On Dec 11, 2011, at 3:54 PM, Hector Blanco wrote:

> Hello everyone!
> 
> I am continuing with the migration from SqlAlchemy 0.6.8 to 0.7.4, and
> I've seen a little difference in behavior.
> 
> I have a class Product (more or less) like:
> 
> class Product(declarativeBase):
>        _id = Column("id", Integer, primary_key=True)
>       _model = Column("model", Unicode(128))
> 
>       @hybrid_property
>       def model(self):
>               return self._model
> 
>       @model.setter
>       def setModel(self, model):
>               if model:
>                       self._model = unicode(model)
>               else:
>                       self._model = None
> 
>         #id hybrid property as well

If the use case is really like what you have above, I'd probably just use the 
@validates decorator to coerce to unicode, and really I'd just use the 
TypeDecorator here:  
http://www.sqlalchemy.org/docs/core/types.html#coercing-encoded-strings-to-unicode

just something to consider...

> 
> Both id and model are hybrid_properties now (they were Synonyms in 0.6.8)
> 
> When I query only some values:
> 
> query = session.query(Product.Product).filter(Product.Product.id ==
> 25).values(Product.Product.model)
> for element in query:
>       print "%s\n" % vars(element)
> 
> The query works perfectly, but I get this:
> {'_model': u'myAifon', '_labels': ('_model',)}
> 
> The "hidden" (or masked... I don't know how to call it) attribute (the
> "private" one, starting with a "_") so if I try something like

the synonym approach would still have those in there, you'd just have your 
"other" attributes in there as well.... not sure what "Product.Product" is 
though, a class ?

> 
> for element in query:
>       print "The 'model' is: %s\n" % element.model
> 
> I get a "Kaboom!!" (I''ve heard it's the Swahili for AttributeError
> exception). Is there a workaround this?

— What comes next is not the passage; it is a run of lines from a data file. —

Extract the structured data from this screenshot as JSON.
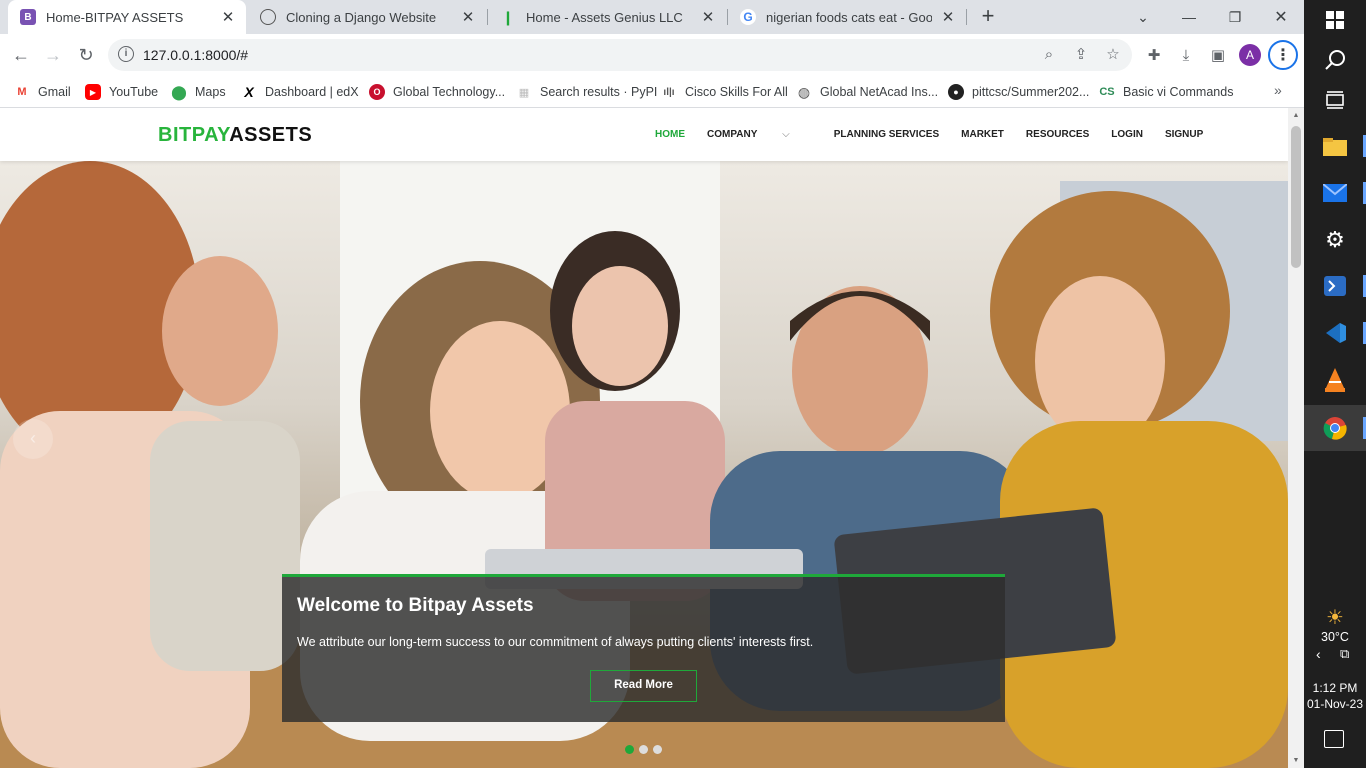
{
  "browser": {
    "tabs": [
      {
        "title": "Home-BITPAY ASSETS",
        "icon": "bootstrap-icon",
        "active": true
      },
      {
        "title": "Cloning a Django Website",
        "icon": "chatgpt-icon",
        "active": false
      },
      {
        "title": "Home - Assets Genius LLC",
        "icon": "green-leaf-icon",
        "active": false
      },
      {
        "title": "nigerian foods cats eat - Google",
        "icon": "google-icon",
        "active": false
      }
    ],
    "url": "127.0.0.1:8000/#",
    "profile_initial": "A",
    "bookmarks": [
      {
        "label": "Gmail",
        "icon": "gmail-icon"
      },
      {
        "label": "YouTube",
        "icon": "youtube-icon"
      },
      {
        "label": "Maps",
        "icon": "maps-icon"
      },
      {
        "label": "Dashboard | edX",
        "icon": "edx-icon"
      },
      {
        "label": "Global Technology...",
        "icon": "opera-icon"
      },
      {
        "label": "Search results · PyPI",
        "icon": "pypi-icon"
      },
      {
        "label": "Cisco Skills For All",
        "icon": "cisco-icon"
      },
      {
        "label": "Global NetAcad Ins...",
        "icon": "globe-icon"
      },
      {
        "label": "pittcsc/Summer202...",
        "icon": "github-icon"
      },
      {
        "label": "Basic vi Commands",
        "icon": "cs-icon"
      }
    ]
  },
  "site": {
    "brand_part1": "BITPAY",
    "brand_part2": "ASSETS",
    "brand_color": "#28b43c",
    "nav": [
      "HOME",
      "COMPANY",
      "PLANNING SERVICES",
      "MARKET",
      "RESOURCES",
      "LOGIN",
      "SIGNUP"
    ],
    "hero": {
      "heading": "Welcome to Bitpay Assets",
      "text": "We attribute our long-term success to our commitment of always putting clients' interests first.",
      "button": "Read More",
      "slides": 3,
      "active_slide": 1
    }
  },
  "taskbar": {
    "weather": "30°C",
    "time": "1:12 PM",
    "date": "01-Nov-23",
    "apps": [
      "windows-start-icon",
      "search-icon",
      "task-view-icon",
      "file-explorer-icon",
      "mail-icon",
      "settings-icon",
      "powershell-icon",
      "vscode-icon",
      "vlc-icon",
      "chrome-icon"
    ]
  }
}
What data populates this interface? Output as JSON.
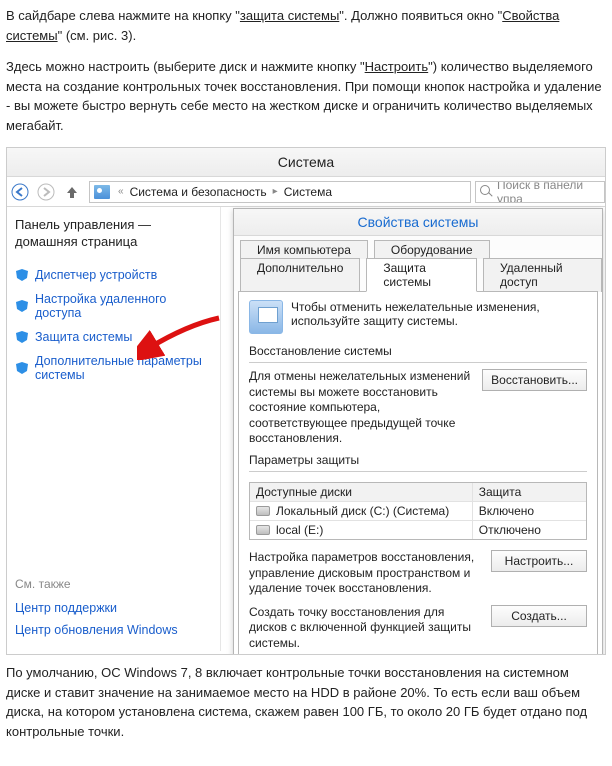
{
  "article": {
    "p1_a": "В сайдбаре слева нажмите на кнопку \"",
    "p1_link1": "защита системы",
    "p1_b": "\". Должно появиться окно \"",
    "p1_link2": "Свойства системы",
    "p1_c": "\" (см. рис. 3).",
    "p2_a": "Здесь можно настроить (выберите диск и нажмите кнопку \"",
    "p2_link": "Настроить",
    "p2_b": "\") количество выделяемого места на создание контрольных точек восстановления. При помощи кнопок настройка и удаление - вы можете быстро вернуть себе место на жестком диске и ограничить количество выделяемых мегабайт."
  },
  "window": {
    "title": "Система",
    "breadcrumbs": [
      "Система и безопасность",
      "Система"
    ],
    "search_placeholder": "Поиск в панели упра"
  },
  "sidebar": {
    "home": "Панель управления — домашняя страница",
    "links": [
      "Диспетчер устройств",
      "Настройка удаленного доступа",
      "Защита системы",
      "Дополнительные параметры системы"
    ],
    "see_also": "См. также",
    "bottom_links": [
      "Центр поддержки",
      "Центр обновления Windows"
    ]
  },
  "dialog": {
    "title": "Свойства системы",
    "tabs_row1": [
      "Имя компьютера",
      "Оборудование"
    ],
    "tabs_row2": [
      "Дополнительно",
      "Защита системы",
      "Удаленный доступ"
    ],
    "active_tab": "Защита системы",
    "intro": "Чтобы отменить нежелательные изменения, используйте защиту системы.",
    "group_restore_title": "Восстановление системы",
    "restore_text": "Для отмены нежелательных изменений системы вы можете восстановить состояние компьютера, соответствующее предыдущей точке восстановления.",
    "restore_button": "Восстановить...",
    "group_params_title": "Параметры защиты",
    "table_head": [
      "Доступные диски",
      "Защита"
    ],
    "drives": [
      {
        "name": "Локальный диск (C:) (Система)",
        "status": "Включено"
      },
      {
        "name": "local (E:)",
        "status": "Отключено"
      }
    ],
    "configure_text": "Настройка параметров восстановления, управление дисковым пространством и удаление точек восстановления.",
    "configure_button": "Настроить...",
    "create_text": "Создать точку восстановления для дисков с включенной функцией защиты системы.",
    "create_button": "Создать..."
  },
  "caption": {
    "p": "По умолчанию, ОС Windows 7, 8 включает контрольные точки восстановления на системном диске и ставит значение на занимаемое место на HDD в районе 20%. То есть если ваш объем диска, на котором установлена система, скажем равен 100 ГБ, то около 20 ГБ будет отдано под контрольные точки."
  }
}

see again, I don't understand why that is, this depends on how you wrote the 
__str__() function being called here.  If you're looking at the mapper's list 
of properties to do __str__(), that would be why.

The thing about hybrids is that they aren't mapped attributes.   This was 
supposed to be "simpler", in that they have no hidden behaviors.   But if 
you're depending on lots of attributes of mapped attributes then moving from 
synonym is a little more effort since you'd need to move away from that too.    
It's hard for me to document, "this is why synonyms are useful, you might want 
to do something based on mapper.properties", I'm not really super comfortable 
encouraging people to use that pattern.